Fynn Steiner und Joachim Franz Büchner haben von den Goldenen Zitronen so manches gelernt. So könnte man beispielsweise annehmen, dass sich das Hamburger Duo seinen Bandnamen Der Bürgermeister der Nacht aus dem Zitronen-Song »Der Bürgermeister« gemopst hat oder dort zumindest die entscheidende Anregung dafür fand.

Suggeriert der Albumtitel In Champagnerlaune spritzige Kapriziosität, klingt die Platte des Bürgermeisters allerdings in erster Linie solide im Sinne eines klugen ökonomischen Umgangs mit vielen Quellen des Indiepop. Es gibt Gitarren, Synthies, Piano, Wave- und ja, auch Krautelemente, dazu Unterstützung von den Hamburger Freundinnen Zucker und den Sternen – alles bestens, eigentlich.

Leider neigt Der Bürgermeister zu unglücklicher Textgestaltung, die mitunter im Kalauer endet. »Ich wollte einen Berg besteigen / Aber all das Geröll«, heißt es in einem Song. Und weiter: »Ich wollte ein Buch lesen / Aber all das Gebrüll«, was bei Sänger Fynn Steiner klingt wie »all das Ge-Böll« – haha.
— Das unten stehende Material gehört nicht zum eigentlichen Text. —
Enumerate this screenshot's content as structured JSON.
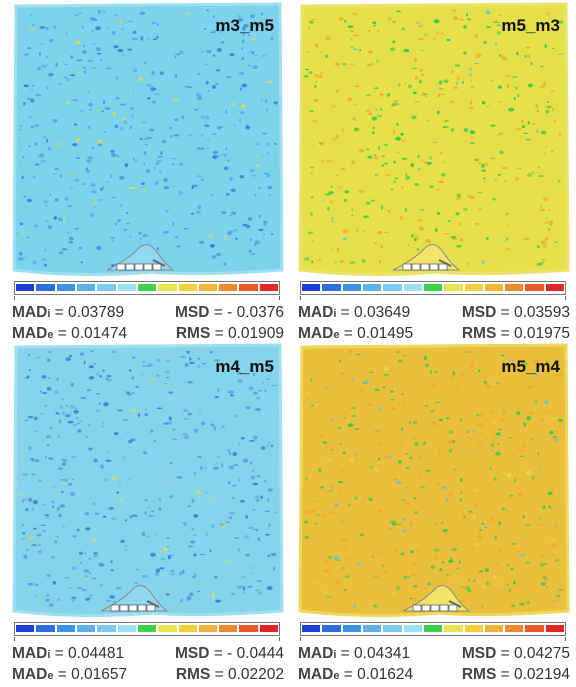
{
  "panels": [
    {
      "label": "m3_m5",
      "base_color": "#7ed3ec",
      "edge_color": "#9fe0ef",
      "mad_i": "0.03789",
      "msd": "- 0.0376",
      "mad_e": "0.01474",
      "rms": "0.01909",
      "curve_shift": 0
    },
    {
      "label": "m5_m3",
      "base_color": "#e6e14a",
      "edge_color": "#eae36a",
      "mad_i": "0.03649",
      "msd": "0.03593",
      "mad_e": "0.01495",
      "rms": "0.01975",
      "curve_shift": 0
    },
    {
      "label": "m4_m5",
      "base_color": "#86d3ec",
      "edge_color": "#9fe0ef",
      "mad_i": "0.04481",
      "msd": "- 0.0444",
      "mad_e": "0.01657",
      "rms": "0.02202",
      "curve_shift": -6
    },
    {
      "label": "m5_m4",
      "base_color": "#eabf3c",
      "edge_color": "#edd85a",
      "mad_i": "0.04341",
      "msd": "0.04275",
      "mad_e": "0.01624",
      "rms": "0.02194",
      "curve_shift": 10
    }
  ],
  "stat_labels": {
    "mad": "MAD",
    "i": "i",
    "e": "e",
    "msd": "MSD",
    "rms": "RMS",
    "eq": " = "
  },
  "scale_colors": [
    "#1c3fd6",
    "#2d6ee0",
    "#3d93e6",
    "#5fb1ec",
    "#7ecbf0",
    "#9ddff3",
    "#3fd24a",
    "#e9e552",
    "#f2cf3c",
    "#f1b436",
    "#ee8a2c",
    "#ea5a28",
    "#e22626"
  ]
}
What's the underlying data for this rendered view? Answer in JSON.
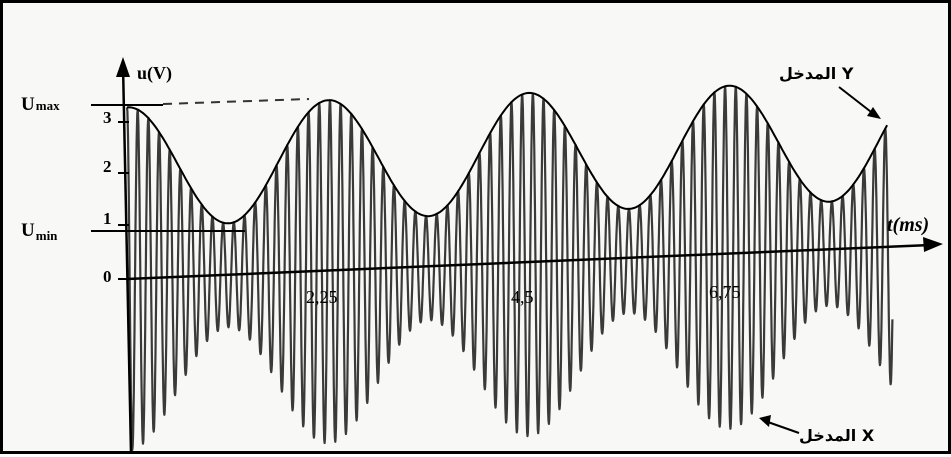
{
  "chart_data": {
    "type": "line",
    "title": "",
    "ylabel": "u(V)",
    "xlabel": "t(ms)",
    "ylim": [
      -3.5,
      3.6
    ],
    "xlim": [
      0,
      8.0
    ],
    "y_ticks": [
      "0",
      "1",
      "2",
      "3"
    ],
    "x_marks": [
      "2,25",
      "4,5",
      "6,75"
    ],
    "x_mark_values": [
      2.25,
      4.5,
      6.75
    ],
    "levels": {
      "U_max": {
        "label": "U",
        "sub": "max",
        "value": 3.2
      },
      "U_min": {
        "label": "U",
        "sub": "min",
        "value": 0.85
      }
    },
    "series": [
      {
        "name": "المدخل Y",
        "kind": "envelope",
        "period_ms": 2.25,
        "min": 1.0,
        "max": 3.3
      },
      {
        "name": "المدخل X",
        "kind": "modulated",
        "carrier_period_ms": 0.12,
        "period_ms": 2.25
      }
    ],
    "grid": false
  },
  "colors": {
    "ink": "#000000",
    "signal": "#3a3a3a",
    "paper": "#f8f8f6",
    "dash": "#333333"
  }
}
Eine Zeile wie »Seitdem du mich berührst / Berührt mich nichts mehr« wirkt zunehmend weniger originell, je öfter man sie hört, und man möchte dem Bürgermeister raten, nach dem aktuellen Vorbild der Goldenen Zitronen mit deren Eigen-/Neuinterpretationen auf Flogging A Dead Frog mehr auf Instrumentalstücke zu bauen. Gern auch auf psychedelische.